三人有说有笑,时不时的调侃几句,岁宁眼尖的看到韩齐怀中藏着的信笺,虽不知是什么,但也默契的未提。
韩齐无牵无挂,除了韩家和衙门口的一众兄弟,并没认识其他的人。
谁会给他写信?
晚间,三人将马车停靠一旁,早有懂事的小二跑出来牵马喂食,老板则是亲自出来引着他们进了店。
“老板,还有什么吃食吗?”韩齐轻咳一声,装作无意地问上一句。
老板福至心灵,笑道:“有!松花鸭腿,清蒸鲤鱼,素拍黄瓜,什锦小炒。”说完,见韩齐点头,就立刻喜笑颜开的去准备了。
岁宁和韩梓诺互看一眼,一丝犹疑攀爬上来,二人跟着韩齐坐在角落里,岁宁四下望了一圈,荒野的小客栈,又是这般时辰,居然还有这么丰盛的吃食?
一夜过去,韩齐谢过老板带着岁宁二人再次上路,“小叔,我怎么没有看到你付银子呢?”岁宁狐疑发问。
因着她要在京中发展第三家分店,出门自然带够了银子,本也没想着让韩齐出银子,但老板并未找她要住店的钱。
韩齐一鞭子挥下,略有敷衍道:“付了的,昨晚你们上楼之后,我与老板喝酒闲聊,顺便付了。”
“……是这样。”岁宁没在多问,三人赶路两天一夜,终于在宵禁前赶到了京城。
刘允公早早等在那里,带着岁宁他们回了自己家中,“过几日便是会试,我专门腾出一间正房来给梓诺,只能辛苦大家和我住厢房了。”
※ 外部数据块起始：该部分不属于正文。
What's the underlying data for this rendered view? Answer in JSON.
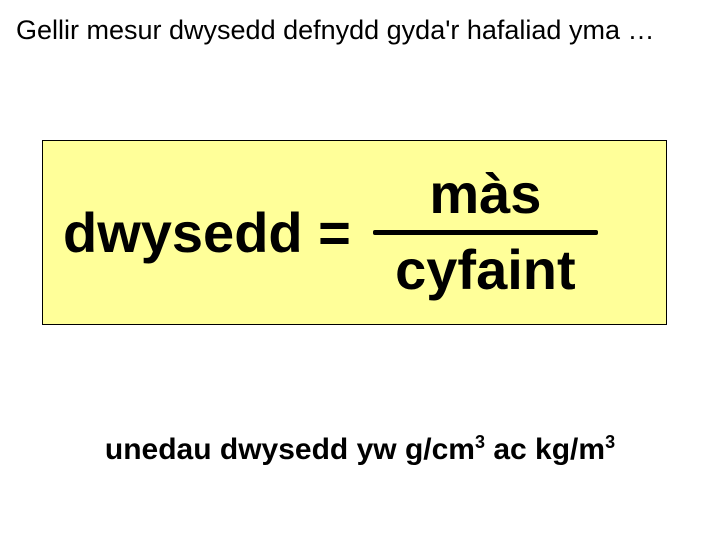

刘允公和韩齐将东厢房让给岁宁,二人将行李直接搬去了西厢房,岁宁不愿打扰韩梓诺备考,便准备独自出门逛逛。
京城的繁华是陆家镇和青沧县比不了的,十里长街,灯火辉煌,热闹的晚市喧嚣沸腾,即便是有宵禁,城中的繁盛也经久不散。
这架空时代的都城,宵禁制度并不那么严苛,只要不出城,在城内便可想逛多久就逛多久。
岁宁沿街而走,还未逛出几里,便看到一身形可疑之人,“小叔?”她出门时韩齐还未出来,这会儿竟走得比自己还要快。